成宗翻开卷宗,扫过纸上一桩桩官吏贪墨、欺压百姓的记载,眉宇间添了几分沉郁,指尖重重叩了叩暖炉:“哈剌哈孙说得实在,朕久居深宫,民间疾苦知晓太少。此事交由你总领,御史大夫玉昔帖木儿协同,中书省、御史台抽调精干官吏,耗时半年,逐条厘定廉访司全套规制,来年开春颁行天下各道。”
玉昔帖木儿当即出列领旨:“臣遵陛下圣谕,必细致梳理旧制弊端,拟定周全条例。”
隆福殿朝会散去,漫天大雪仍未停歇。哈剌哈孙、玉昔帖木儿二人并未返回私宅,径直同往御史台公署,整整三日闭门不出,翻阅自至元年间以来所有提刑按察司、廉访司旧档文书。御史台公署灯火昼夜不熄,屋内炭火烧得通红,案头堆积如山的卷宗、前朝诏令、各路上报案卷几乎淹没桌案,数十名文吏手持笔墨,分立两侧等候问询记录。
玉昔帖木儿揉着酸胀的眉心,指着一卷至元二十二年旧档长叹:“你看此处,早年廉访使巡历地方,无固定时日,有的数年不下乡,有的一年巡查三四道,地方疲于应付;且巡查权责不分,民政、军政、钱粮、刑狱混作一团,遇上手握兵权的行省平章,廉访使根本不敢过问军务贪腐。”
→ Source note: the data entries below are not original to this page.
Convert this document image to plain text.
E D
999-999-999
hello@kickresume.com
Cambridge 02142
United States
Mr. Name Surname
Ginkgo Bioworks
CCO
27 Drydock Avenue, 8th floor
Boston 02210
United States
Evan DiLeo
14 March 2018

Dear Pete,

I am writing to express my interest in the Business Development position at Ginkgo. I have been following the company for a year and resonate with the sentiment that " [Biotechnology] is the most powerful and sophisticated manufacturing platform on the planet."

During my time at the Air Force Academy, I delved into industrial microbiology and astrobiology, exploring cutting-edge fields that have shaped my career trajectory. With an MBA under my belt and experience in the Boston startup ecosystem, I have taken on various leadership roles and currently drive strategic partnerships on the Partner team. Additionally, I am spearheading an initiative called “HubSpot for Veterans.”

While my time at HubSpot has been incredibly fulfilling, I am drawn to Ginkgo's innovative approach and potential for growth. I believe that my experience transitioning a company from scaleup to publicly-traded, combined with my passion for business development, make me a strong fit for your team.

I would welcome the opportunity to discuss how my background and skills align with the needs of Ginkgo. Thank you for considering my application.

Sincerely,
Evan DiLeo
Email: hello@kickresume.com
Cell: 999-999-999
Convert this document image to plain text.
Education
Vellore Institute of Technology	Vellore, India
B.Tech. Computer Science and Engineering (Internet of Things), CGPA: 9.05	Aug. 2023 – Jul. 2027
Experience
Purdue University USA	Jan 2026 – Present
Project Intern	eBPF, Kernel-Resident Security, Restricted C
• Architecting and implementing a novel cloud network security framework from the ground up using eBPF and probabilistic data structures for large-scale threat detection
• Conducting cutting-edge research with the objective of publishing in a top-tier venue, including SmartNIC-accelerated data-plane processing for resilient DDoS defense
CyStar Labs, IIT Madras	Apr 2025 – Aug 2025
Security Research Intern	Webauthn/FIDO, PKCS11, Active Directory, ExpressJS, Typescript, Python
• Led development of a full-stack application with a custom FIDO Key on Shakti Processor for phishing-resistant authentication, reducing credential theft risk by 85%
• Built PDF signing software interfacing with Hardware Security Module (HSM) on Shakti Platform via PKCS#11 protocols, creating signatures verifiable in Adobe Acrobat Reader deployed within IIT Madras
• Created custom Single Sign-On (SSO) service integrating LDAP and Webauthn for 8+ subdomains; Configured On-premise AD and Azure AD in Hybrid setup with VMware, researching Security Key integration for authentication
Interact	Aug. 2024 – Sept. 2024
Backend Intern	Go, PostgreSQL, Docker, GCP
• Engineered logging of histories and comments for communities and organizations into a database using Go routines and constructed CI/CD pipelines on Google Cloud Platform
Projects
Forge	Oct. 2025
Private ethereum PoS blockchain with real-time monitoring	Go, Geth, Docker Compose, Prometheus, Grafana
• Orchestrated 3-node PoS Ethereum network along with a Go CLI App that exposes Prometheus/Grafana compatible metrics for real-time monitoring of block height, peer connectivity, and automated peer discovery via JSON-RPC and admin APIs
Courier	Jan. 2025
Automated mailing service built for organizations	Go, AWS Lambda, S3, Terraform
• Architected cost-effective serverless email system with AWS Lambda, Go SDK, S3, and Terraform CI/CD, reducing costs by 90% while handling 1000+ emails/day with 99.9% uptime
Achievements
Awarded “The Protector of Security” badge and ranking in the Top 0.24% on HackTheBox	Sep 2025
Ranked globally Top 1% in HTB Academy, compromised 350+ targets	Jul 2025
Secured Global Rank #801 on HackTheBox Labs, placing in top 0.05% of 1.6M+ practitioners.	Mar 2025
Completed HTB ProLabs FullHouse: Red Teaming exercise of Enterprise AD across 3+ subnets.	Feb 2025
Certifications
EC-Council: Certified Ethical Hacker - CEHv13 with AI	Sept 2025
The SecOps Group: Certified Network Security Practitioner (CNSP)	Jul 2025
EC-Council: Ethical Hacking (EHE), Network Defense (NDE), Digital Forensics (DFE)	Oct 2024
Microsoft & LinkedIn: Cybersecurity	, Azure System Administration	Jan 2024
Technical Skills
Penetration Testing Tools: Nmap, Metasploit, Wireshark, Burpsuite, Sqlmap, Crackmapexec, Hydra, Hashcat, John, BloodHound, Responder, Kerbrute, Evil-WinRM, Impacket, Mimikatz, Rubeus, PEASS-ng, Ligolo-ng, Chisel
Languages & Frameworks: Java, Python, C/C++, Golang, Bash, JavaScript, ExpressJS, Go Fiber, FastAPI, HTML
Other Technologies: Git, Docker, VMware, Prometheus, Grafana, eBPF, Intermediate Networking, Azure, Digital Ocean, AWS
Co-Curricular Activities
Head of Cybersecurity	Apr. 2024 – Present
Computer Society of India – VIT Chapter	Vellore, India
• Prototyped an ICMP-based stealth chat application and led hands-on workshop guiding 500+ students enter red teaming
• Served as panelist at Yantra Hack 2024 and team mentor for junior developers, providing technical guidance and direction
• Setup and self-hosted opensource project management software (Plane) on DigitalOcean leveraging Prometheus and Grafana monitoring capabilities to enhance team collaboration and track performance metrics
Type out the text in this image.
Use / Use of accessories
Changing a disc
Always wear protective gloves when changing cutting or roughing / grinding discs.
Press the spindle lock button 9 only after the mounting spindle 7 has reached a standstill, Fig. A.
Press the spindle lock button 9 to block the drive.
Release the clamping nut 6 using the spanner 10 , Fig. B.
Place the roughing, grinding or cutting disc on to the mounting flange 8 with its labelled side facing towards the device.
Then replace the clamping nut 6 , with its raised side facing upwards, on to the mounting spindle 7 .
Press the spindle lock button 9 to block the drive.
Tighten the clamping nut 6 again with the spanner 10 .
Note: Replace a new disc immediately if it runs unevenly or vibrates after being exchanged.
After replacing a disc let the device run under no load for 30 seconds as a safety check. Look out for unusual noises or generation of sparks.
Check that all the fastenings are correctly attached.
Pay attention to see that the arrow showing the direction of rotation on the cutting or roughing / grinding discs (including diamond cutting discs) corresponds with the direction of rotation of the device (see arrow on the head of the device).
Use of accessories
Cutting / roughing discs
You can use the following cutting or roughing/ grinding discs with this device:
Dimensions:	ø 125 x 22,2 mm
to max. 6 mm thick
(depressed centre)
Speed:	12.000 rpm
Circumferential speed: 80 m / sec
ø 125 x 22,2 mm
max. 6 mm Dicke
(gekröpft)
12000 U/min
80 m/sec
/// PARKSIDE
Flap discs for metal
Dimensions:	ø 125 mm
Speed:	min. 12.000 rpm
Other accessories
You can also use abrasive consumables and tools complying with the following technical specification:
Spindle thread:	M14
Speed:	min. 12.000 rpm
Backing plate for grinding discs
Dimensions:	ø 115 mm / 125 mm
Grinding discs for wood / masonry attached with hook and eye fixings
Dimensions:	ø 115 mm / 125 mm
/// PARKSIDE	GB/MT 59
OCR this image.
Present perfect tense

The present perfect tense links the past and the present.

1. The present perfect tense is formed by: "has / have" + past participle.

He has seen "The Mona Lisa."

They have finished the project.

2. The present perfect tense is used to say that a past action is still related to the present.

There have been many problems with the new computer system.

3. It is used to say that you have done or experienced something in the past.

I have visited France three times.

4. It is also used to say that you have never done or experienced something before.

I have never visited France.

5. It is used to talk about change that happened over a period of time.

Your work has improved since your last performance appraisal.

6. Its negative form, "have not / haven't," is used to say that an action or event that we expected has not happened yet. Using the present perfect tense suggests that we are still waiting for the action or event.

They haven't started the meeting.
哈剌哈孙手持朱笔,在纸卷上圈画重点,缓缓开口:“此事需拆分明晰,第一步,划定全国廉访司固定分道辖区,每道廉访司设廉访使二人,副使二人,佥事四人,各司其职,一人掌刑狱查案,一人掌钱粮审计,一人掌官吏考核,一人掌驿站、屯田监察,权责互不混淆。第二步,定下巡历定制,每年开春二月出巡所辖州县,九月返回分司,四季核查地方仓库存粮、府库银钞,不许无故拖延,也不许频繁滋扰州县。”
一旁执笔汉人文吏吴明轩停下毛笔,躬身发问:“丞相,若是地方行省达鲁花赤、平章阻挠廉访司核查账目,条例之中该如何定处置之法?”
哈剌哈孙抬眼,语气带着一丝无奈:“条例之中只能写明,廉访使遇行省大员贪赃,可直接密奏御前,由陛下、中书、御史台三司会审,却不能赋予廉访司直接抓捕行省高官之权。蒙古勋贵、宗藩镇守边疆,根基深厚,若是条例写得过重,朝中诸王必定集体反对,诏令根本无法推行天下。”
玉昔帖木儿苦笑一声,拿起刚草拟半张的规章稿纸:“说到底,终究要向勋贵阶层退让。咱们能做的,只是把流程、条文写得完备周全,看似面面俱到,实则遇上上层权贵,监察条文便形同废纸,只能管束底层州县小吏。”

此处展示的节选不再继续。